The world’s longest and deepest railway tunnel is now open in – or under – the Swiss Alps for tests. When it opens to train traffic in December 2016, the new Gotthard Base Tunnel will cut travel time through the heart of Europe by up to an hour within Switzerland and between Germany, Switzerland and Italy. But you can take a trip through it now.
At 35 miles (57km) it took 17 years to build, and cost more than $12Billion.
The ceremonial ribbon cutting was June 1, 2016, but it will take until the end of the year for regular trains to speed through it. While the tunnel undergoes security and technical tests, it is open for limited visits.
Between August 2nd and November 27th, visitors may descend into the once-in-a-lifetime construction on exclusive tunnel tours.
The special “Gottardino” train includes the chance to disembark in the depths of the mountain. The stop and walk around the tracks at Sedrun will no longer be possible once the tunnel is operational with high-speed train traffic, so this is truly a once-in-a-lifetime opportunity. Contact the Swiss Travel System for additional information and tickets.

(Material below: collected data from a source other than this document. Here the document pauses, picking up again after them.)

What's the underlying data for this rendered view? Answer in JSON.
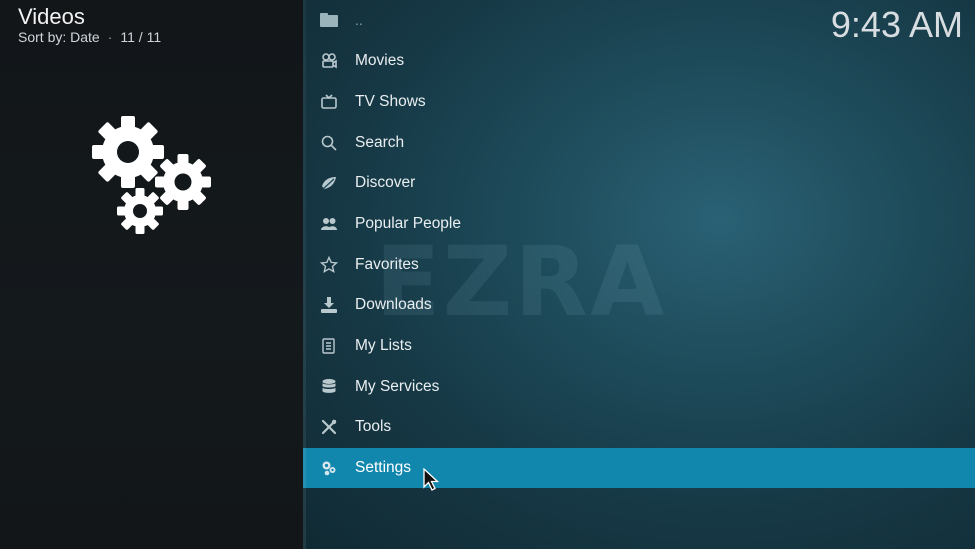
{
  "header": {
    "title": "Videos",
    "sort_label": "Sort by: Date",
    "position": "11 / 11"
  },
  "clock": "9:43 AM",
  "watermark": "EZRA",
  "menu": {
    "parent_label": "..",
    "items": [
      {
        "label": "Movies",
        "icon": "film-icon"
      },
      {
        "label": "TV Shows",
        "icon": "tv-icon"
      },
      {
        "label": "Search",
        "icon": "search-icon"
      },
      {
        "label": "Discover",
        "icon": "discover-icon"
      },
      {
        "label": "Popular People",
        "icon": "people-icon"
      },
      {
        "label": "Favorites",
        "icon": "star-icon"
      },
      {
        "label": "Downloads",
        "icon": "download-icon"
      },
      {
        "label": "My Lists",
        "icon": "list-icon"
      },
      {
        "label": "My Services",
        "icon": "database-icon"
      },
      {
        "label": "Tools",
        "icon": "tools-icon"
      },
      {
        "label": "Settings",
        "icon": "settings-icon",
        "selected": true
      }
    ]
  },
  "colors": {
    "selection": "#1287ad",
    "background": "#101417",
    "panel": "#1d4a59"
  }
}
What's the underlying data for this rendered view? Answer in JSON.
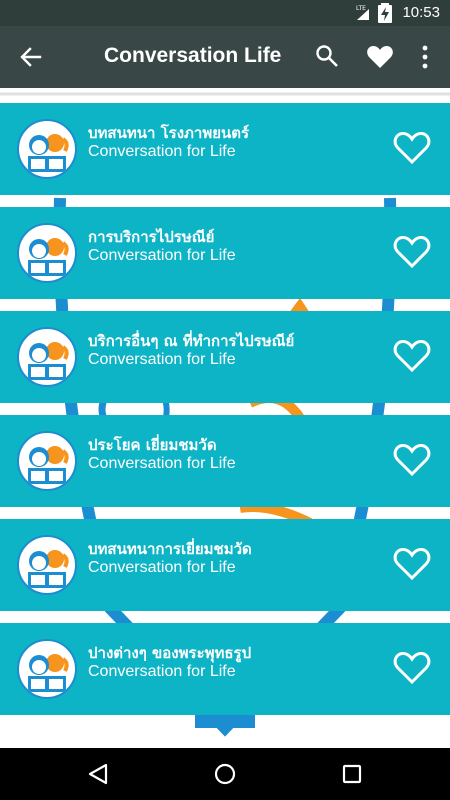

The new Gotthard Base Tunnel is more than one mile below the Gotthard massif. At a depth of 6,560 feet (2,000m), trains will travel at up to 155 miles per hour (250 km/h). The trip will take just 20 minutes, and is for travelers who want speed rather than scenery.
The new tunnel system consists of two directionally separated single track tubes, connected by cross passages every 1,000 feet. In an emergency, passengers would be able to cross through to the opposite track for evacuation. There are also two so-called “way points” for evacuation to small towns along the tunnel route, Faido and Sedrun.
Those who want the incredible panoramic view of the Gotthard Pass can still take the historic panorama route with its iconic red trains and switchback route.
Swiss Federal Railways is giving travelers the option of splitting a round trip between going one way through the new tunnel, and the other via the panoramic route.
The Alpine railway link with its 225 bridges, loop tunnels and summit tunnel, has been popular since it opened in 1882, when rail travel was still in its relative infancy, and it helped build Swiss tourism, although that may have started when Hannibal cross the Alps.
That route climbs from an altitude of around 1,200 feet to more than 3,000 feet (470 to 1100 metres), across no fewer than 205 bridges, loops and short tunnels as it masters the Gotthard massif.
Another marvel of Swiss engineering is the Glacier 3000 Bridge Walk, suspended between two Alpine peaks.
It is spectacular trip, especially the section where the an eternal attraction for countless tourists is the beautiful Baroque church of Wassen in the narrow Uri Valley, which can be seen from one side of the train and then the other as the train travels between tight loop tunnels.
Construction of the new Gotthard Base Tunnel was approved by Swiss voters in a national referendum in 1992. More than 2,500 engineers, environmental experts, construction workers and others, from nearly one dozen nations, were involved in the project, which cost around $10Billion.